I realize this thread is a bit aged, but I just had to report that this morning I FINALLY have a patient who has selected the antibiotic option for simple appendicitis (it's kind of a hedge, I mean, soft call, judging by both the report as well as my viewing, but certainly not perforated).
I expect to report tomorrow that the patient has been discharged, postoperatively. But I'm keeping an open mind.
Please let us know when the antibiotic treatment fails. Thanks.
As a matter of fact, it failed today. The patient started feeling better, and tolerated a regular diet, but he was still pretty tender on exam. With the initial scan being so equivocal, I elected to expose him to more radiation and repeat the scan (I know, I know). I guess I began to wonder if I was treating appendicitis or something else. Well, today's scan showed definitive evidence of simple acute appendicitis, notably worse than the admission scan 48 hours ago. The patient and I decided that was enough, his acutely inflamed, fibrinous exudate-covered appendix was removed via laparoscopy, and he was discharged 2 hours later.
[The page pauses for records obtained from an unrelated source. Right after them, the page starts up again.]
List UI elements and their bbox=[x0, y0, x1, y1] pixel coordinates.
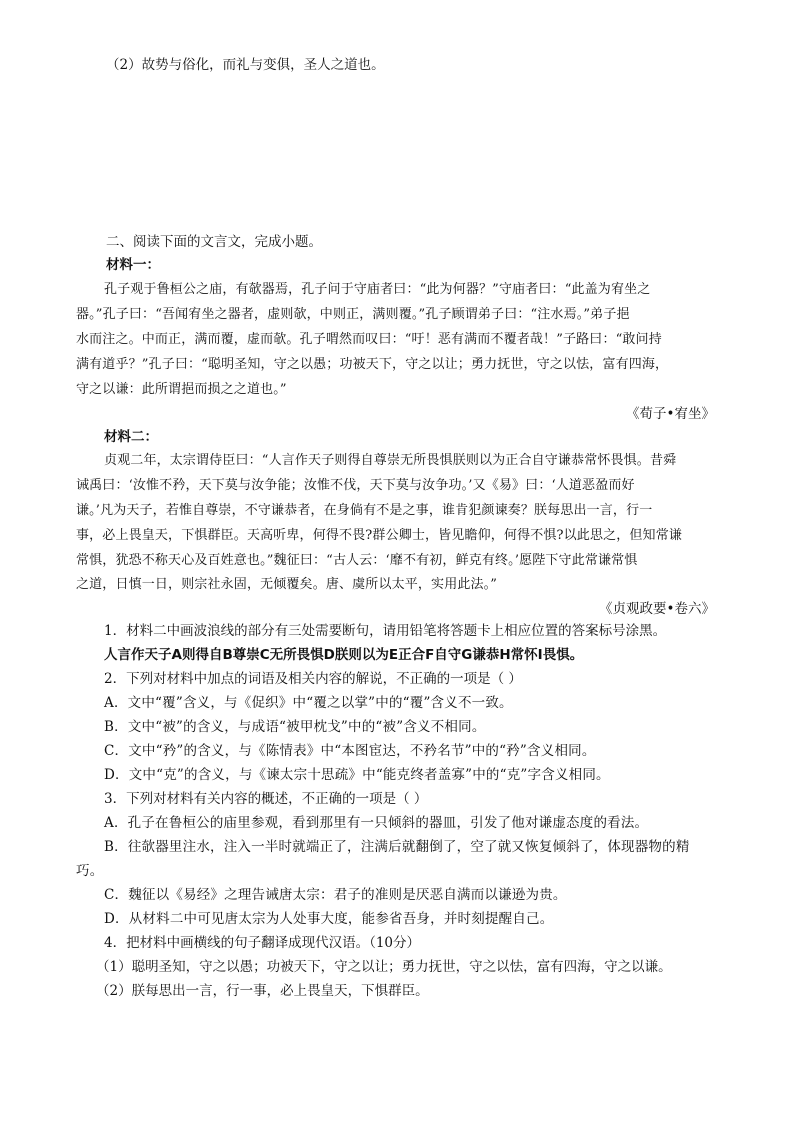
material1-label: 材料一： bbox=[106, 257, 160, 273]
material1-line: 守之以谦：此所谓挹而损之之道也。” bbox=[76, 382, 287, 397]
q4-stem: 4．把材料中画横线的句子翻译成现代汉语。（10分） bbox=[104, 935, 421, 951]
q3-stem: 3．下列对材料有关内容的概述，不正确的一项是（ ） bbox=[104, 791, 428, 807]
q2-stem: 2．下列对材料中加点的词语及相关内容的解说，不正确的一项是（ ） bbox=[104, 671, 522, 687]
q3-option: A．孔子在鲁桓公的庙里参观，看到那里有一只倾斜的器皿，引发了他对谦虚态度的看法。 bbox=[104, 815, 649, 831]
material2-source: 《贞观政要•卷六》 bbox=[599, 601, 715, 617]
q1-answer: 人言作天子A则得自B尊崇C无所畏惧D朕则以为E正合F自守G谦恭H常怀I畏惧。 bbox=[104, 647, 584, 663]
q4-sub: （2）朕每思出一言，行一事，必上畏皇天，下惧群臣。 bbox=[96, 983, 429, 999]
material1-source: 《荀子•宥坐》 bbox=[626, 406, 715, 422]
q2-option: C．文中“矜”的含义，与《陈情表》中“本图宦达，不矜名节”中的“矜”含义相同。 bbox=[104, 743, 596, 759]
material2-label: 材料二： bbox=[104, 429, 158, 445]
material1-line: 孔子观于鲁桓公之庙，有欹器焉，孔子问于守庙者曰：“此为何器？”守庙者曰：“此盖为宥坐之 bbox=[104, 282, 651, 297]
material2-line: 贞观二年，太宗谓侍臣曰：“人言作天子则得自尊崇无所畏惧朕则以为正合自守谦恭常怀畏惧。昔舜 bbox=[104, 453, 677, 468]
material1-line: 器。”孔子曰：“吾闻宥坐之器者，虚则欹，中则正，满则覆。”孔子顾谓弟子曰：“注水焉。”弟子挹 bbox=[76, 307, 630, 322]
material2-line: 谦。’凡为天子，若惟自尊崇，不守谦恭者，在身倘有不是之事，谁肯犯颜谏奏？朕每思出一言，行一 bbox=[76, 503, 653, 518]
material1-line: 水而注之。中而正，满而覆，虚而欹。孔子喟然而叹曰：“吁！恶有满而不覆者哉！”子路曰：“敢问持 bbox=[76, 332, 662, 347]
q4-sub: （1）聪明圣知，守之以愚；功被天下，守之以让；勇力抚世，守之以怯，富有四海，守之以谦。 bbox=[96, 959, 672, 975]
q1-stem: 1．材料二中画波浪线的部分有三处需要断句，请用铅笔将答题卡上相应位置的答案标号涂黑。 bbox=[104, 623, 667, 639]
material1-line: 满有道乎？”孔子曰：“聪明圣知，守之以愚；功被天下，守之以让；勇力抚世，守之以怯，富有四海， bbox=[76, 357, 669, 372]
q3-option-continuation: 巧。 bbox=[76, 863, 104, 879]
q3-option: B．往欹器里注水，注入一半时就端正了，注满后就翻倒了，空了就又恢复倾斜了，体现器物的精 bbox=[104, 839, 690, 855]
q2-option: D．文中“克”的含义，与《谏太宗十思疏》中“能克终者盖寡”中的“克”字含义相同。 bbox=[104, 767, 610, 783]
material2-line: 诫禹曰：‘汝惟不矜，天下莫与汝争能；汝惟不伐，天下莫与汝争功。’又《易》曰：‘人道恶盈而好 bbox=[76, 478, 635, 493]
q3-option: C．魏征以《易经》之理告诫唐太宗：君子的准则是厌恶自满而以谦逊为贵。 bbox=[104, 887, 567, 903]
prev-question-sub2: （2）故势与俗化，而礼与变俱，圣人之道也。 bbox=[106, 57, 385, 73]
material2-line: 常惧，犹恐不称天心及百姓意也。”魏征曰：“古人云：‘靡不有初，鲜克有终。’愿陛下守此常谦常惧 bbox=[76, 553, 638, 568]
q2-option: A．文中“覆”含义，与《促织》中“覆之以掌”中的“覆”含义不一致。 bbox=[104, 695, 513, 711]
material2-line: 之道，日慎一日，则宗社永固，无倾覆矣。唐、虞所以太平，实用此法。” bbox=[76, 577, 498, 592]
q3-option: D．从材料二中可见唐太宗为人处事大度，能参省吾身，并时刻提醒自己。 bbox=[104, 911, 554, 927]
q2-option: B．文中“被”的含义，与成语“被甲枕戈”中的“被”含义不相同。 bbox=[104, 719, 486, 735]
material2-line: 事，必上畏皇天，下惧群臣。天高听卑，何得不畏?群公卿士，皆见瞻仰，何得不惧?以此思之，但知常谦 bbox=[76, 528, 682, 543]
section-heading: 二、阅读下面的文言文，完成小题。 bbox=[106, 234, 322, 250]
In fairness, I don't know that I really gave it enough of a shot, but surgery cured it instantly. I'll continue to give patients the options but I'll also continue to speak up for my bias.
In case anyone is curious, my test antibiotics were Flagyl and Levaquin.
Thanks for the update. I doubt that conservative treatment failed because of the antibiotic choices.
La apendicitis aguda es un diagnóstico histopatologico. Mientras no haya un espécimen y un patologo que nos diga que en verdad es apendicitis aguda, no podemos concluir que el paciente cursó con esa patologÃa. Se requieren mas estudios sobre este tema, y mientras no los haya, la evidencia actual es clara: el mejor tratamiento para la apendicitis aguda es la apendicectomÃa
Translation: "Acute appendicitis is a histopathological diagnosis. While there is no specimen and a pathologist to tell us that it is indeed acute appendicitis , we can not conclude that the patient had with this pathology . Further studies on this subject are required, and while they do not exist , the current evidence is clear : the best treatment for acute appendicitis is appendectomy."